Estimate one-dimensional subspace with global linear model.

Parameters:

• X (ndarray) – M-by-m matrix of input samples, oriented as rows
• f (ndarray) – M-by-1 vector of output samples corresponding to the rows of X
• weights (ndarray) – M-by-1 weight vector, corresponds to numerical quadrature rule used to estimate matrix whose eigenspaces define the active subspace

Returns:

• e (ndarray) – m-by-1 vector of eigenvalues
• W (ndarray) – m-by-m orthogonal matrix of eigenvectors

Notes

Although the method returns a full set of eigenpairs (to be consistent with the other subspace functions), only the first eigenvalue will be nonzero, and only the first eigenvector will have any relationship to the input parameters. The remaining m-1 eigenvectors are only orthogonal to the first.

active_subspaces.subspaces.opg_subspace(X, f, weights)

Estimate active subspace with local linear models.

This approach is related to the sufficient dimension reduction method known sometimes as the outer product of gradient method. See the 2001 paper ‘Structure adaptive approach for dimension reduction’ from Hristache, et al.

Parameters:

• X (ndarray) – M-by-m matrix of input samples, oriented as rows
• f (ndarray) – M-by-1 vector of output samples corresponding to the rows of X
• weights (ndarray) – M-by-1 weight vector, corresponds to numerical quadrature rule used to estimate matrix whose eigenspaces define the active subspace

Returns:

• e (ndarray) – m-by-1 vector of eigenvalues
• W (ndarray) – m-by-m orthogonal matrix of eigenvectors

active_subspaces.subspaces.qphd_subspace(X, f, weights)

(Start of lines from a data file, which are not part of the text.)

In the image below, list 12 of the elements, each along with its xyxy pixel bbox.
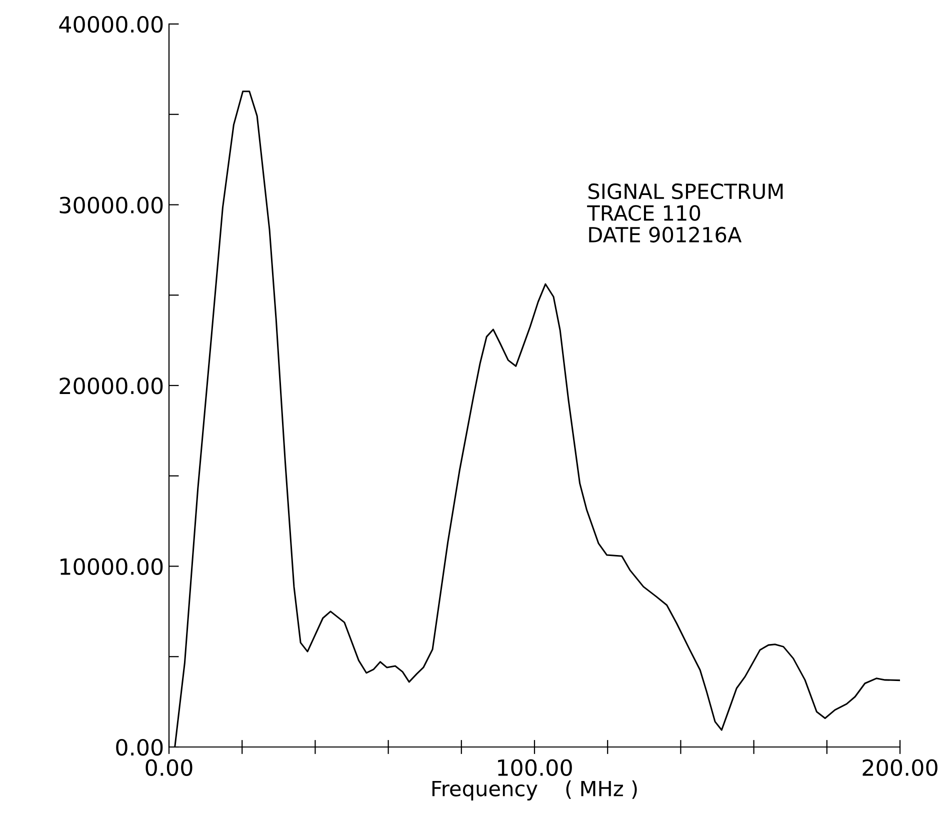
y-tick-label: 10000.00 <box>60 558 163 576</box>
y-tick-label: 40000.00 <box>59 16 163 33</box>
y-tick-label: 0.00 <box>116 738 163 756</box>
y-tick-label: 30000.00 <box>60 196 163 214</box>
x-tick-label: 200.00 <box>862 759 938 776</box>
y-tick-label: 20000.00 <box>60 377 163 394</box>
annotation: DATE 901216A <box>589 226 742 243</box>
annotation: SIGNAL SPECTRUM <box>588 183 783 200</box>
x-tick-label: 0.00 <box>146 759 192 776</box>
x-axis-title: Frequency ( MHz ) <box>432 780 637 800</box>
annotation: TRACE 110 <box>587 205 700 221</box>
x-tick-label: 100.00 <box>498 759 572 776</box>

Estimate active subspace with global quadratic model.

This approach is similar to Ker-Chau Li’s approach for principal Hessian directions based on a global quadratic model of the data. In contrast to Li’s approach, this method uses the average outer product of the gradient of the quadratic model, as opposed to just its Hessian.

Parameters:

• X (ndarray) – M-by-m matrix of input samples, oriented as rows
• f (ndarray) – M-by-1 vector of output samples corresponding to the rows of X
• weights (ndarray) – M-by-1 weight vector, corresponds to numerical quadrature rule used to estimate matrix whose eigenspaces define the active subspace

Returns:

• e (ndarray) – m-by-1 vector of eigenvalues
• W (ndarray) – m-by-m orthogonal matrix of eigenvectors

active_subspaces.subspaces.sorted_eigh(C)

Compute eigenpairs and sort.

Parameters:C (ndarray) – matrix whose eigenpairs you want Returns:

• e (ndarray) – vector of sorted eigenvalues
• W (ndarray) – orthogonal matrix of corresponding eigenvectors

Notes

Eigenvectors are unique up to a sign. We make the choice to normalize the eigenvectors so that the first component of each eigenvector is positive. This normalization is very helpful for the bootstrapping.